Esquecendo os títulos ridículos e
intelectualoides, a mulher predomina como forma, abstração ou tema, porque o
que está por detrás de força criadora do Moreira é a genese, a maternidade, a
terra-mãe, o ovo, a fertilidade… e «essa
fertilidade que provem do ovo, o calhau rolado, é que deu nascimento à minha
escultura. O rio dá-me milhares de calhaus rolados e o tempo meu é o esforço de
os encontrar, pois são muito poucos aqueles que me exprime». A pedra ovo é
a origem, é o sentimento de um beirão violentado pela cidade / sociedade , rude
como o granito, mas pronto a criar, tal como uma mulher que pare, com
sofrimento, com luta. «O granito saiu do
rio e fez-se fertilidade, mulher», como simbolo de maternidade, invocação,
consciente ou inconsciente de deusas pré-históricas que, em Moreira, permanecem
nesse misto de ovo e feminilidade, de eros feito pedra.
Uma evocação não ingénua, apesar do artista ser
um «ingénuo» do mundo, mas manifesto contra estruturas, classicismos como
mudança: «São as mulheres que parem, e em
Portugal, nada está a parir e é necessário fazer algo, dar uma volta a isto!».
Nessa inconformidade com as regras, surge a
gravura, o outro lado do artista: «a
gravura é a minha necessidade de cor, que não tenho nas pedras». Nesta
exposição, esta faceta também está presente numa pequena amostra, mas
suficiente para demonstrar a sua arte e engenho.
A cor é de tal forma importante, que o levou a
interpretar a impressão de uma forma diferente, pouco ortodoxa mesmo, fazendo
as tintagens directas e consequentemente cada prova é diferente da anterior,
como provas de autor. «Não posso fazer
séries, porque é um processo muito meu e não poso utilizar mais de sete
impressões, diferentes, da mesma chapa. Poderia fazer a gravura pelo sistema
normal, grandes tiragens, mas não quero».
Inconformismo, violência, «revolta». Tudo provém
do movimento da vida, mas lutar contra a prepotência do comercialismo, da
exploração castra toda a criatividade dos indivíduos. «Prejudicar-me a mim próprio é legitimo, mas os outros, não».
Bramando contra sistemas, opressões, comodismos, o Moreira não deixa de criar
novas formas, obras de uma beleza simples, como é a sua arte vivida
«organicamente».
Poder-se-ia deambular por múltiplas teorias de
interpretação filosófica, que surpreenderiam sempre o artista, por comparações
coma as Vénus pré-historicas, com a maternidade de Gaia a Terra-mãe em terras
viriatas, mas para além das palavras e dos títulos, está a expressão desse
artista jovem, irreverente, mas pleno de força, energia violenta, e porque não,
«genialidade». Uma exposição a ver e se possível a comprar, para não se
lamentar mais tarde, nas homenagens póstumas, nas retrospectivas em que os
inimigos e opressores emendam a mão, tarde demais, para louvar os perseguidos.

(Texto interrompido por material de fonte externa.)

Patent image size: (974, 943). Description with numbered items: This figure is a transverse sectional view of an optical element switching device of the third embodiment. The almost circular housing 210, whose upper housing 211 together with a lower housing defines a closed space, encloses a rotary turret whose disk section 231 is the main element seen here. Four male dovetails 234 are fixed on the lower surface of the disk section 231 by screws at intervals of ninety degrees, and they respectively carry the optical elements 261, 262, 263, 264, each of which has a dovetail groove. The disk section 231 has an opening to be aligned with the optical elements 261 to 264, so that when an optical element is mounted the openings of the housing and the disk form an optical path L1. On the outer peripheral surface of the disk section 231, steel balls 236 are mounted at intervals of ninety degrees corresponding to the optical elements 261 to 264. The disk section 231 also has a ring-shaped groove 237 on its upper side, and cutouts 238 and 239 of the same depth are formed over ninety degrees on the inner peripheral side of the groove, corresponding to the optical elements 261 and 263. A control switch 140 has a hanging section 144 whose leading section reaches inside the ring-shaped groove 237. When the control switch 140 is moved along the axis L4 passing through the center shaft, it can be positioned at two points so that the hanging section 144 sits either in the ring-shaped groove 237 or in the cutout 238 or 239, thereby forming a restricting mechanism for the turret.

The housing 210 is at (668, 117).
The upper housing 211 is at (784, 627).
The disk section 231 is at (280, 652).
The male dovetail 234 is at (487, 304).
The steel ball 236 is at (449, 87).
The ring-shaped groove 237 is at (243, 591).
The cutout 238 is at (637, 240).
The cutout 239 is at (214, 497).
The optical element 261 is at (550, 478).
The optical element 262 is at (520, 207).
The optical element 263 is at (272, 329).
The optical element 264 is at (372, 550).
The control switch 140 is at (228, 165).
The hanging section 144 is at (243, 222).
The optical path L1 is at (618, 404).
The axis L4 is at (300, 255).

(Conheci bem o Moreira, inclusive encomendei-lhe
o troféu para O Prémio Stuart a ser outorgado em Vila Real. Era uma “perna à
moda de Stuart”, ou seja uma escultura com uns 30 cm. El trouxe-me uma perna
com mais de meio metro e pesava cerca de 10 kg. Não conseguia fazer mais
pequeno.
Quando lhe fiz a exposição de gravuras na Galeria
de Stuart, os amigos convenceram-no a comprar um fato para a inauguração, para
não aparecer com aquele ar de vagabundo que tinha normalmente. Quando chegou
vinha com o fato todo sujo de tintas – Tinha medo de não ser reconhecido como o
«artista» no meio de convidados enfatuados.
Outra das suas variantes artísticas foram os
abajures criados com a chapa usada para fazer as gravuras, obras de um design
totalmente inovador. Também se podem encontrar trabalhos seus nas ruas de
Viseu, feitas calçada.
Bebia muito, principalmente absinto e viria a
morrer em consequência disso. Já não me lembro da data.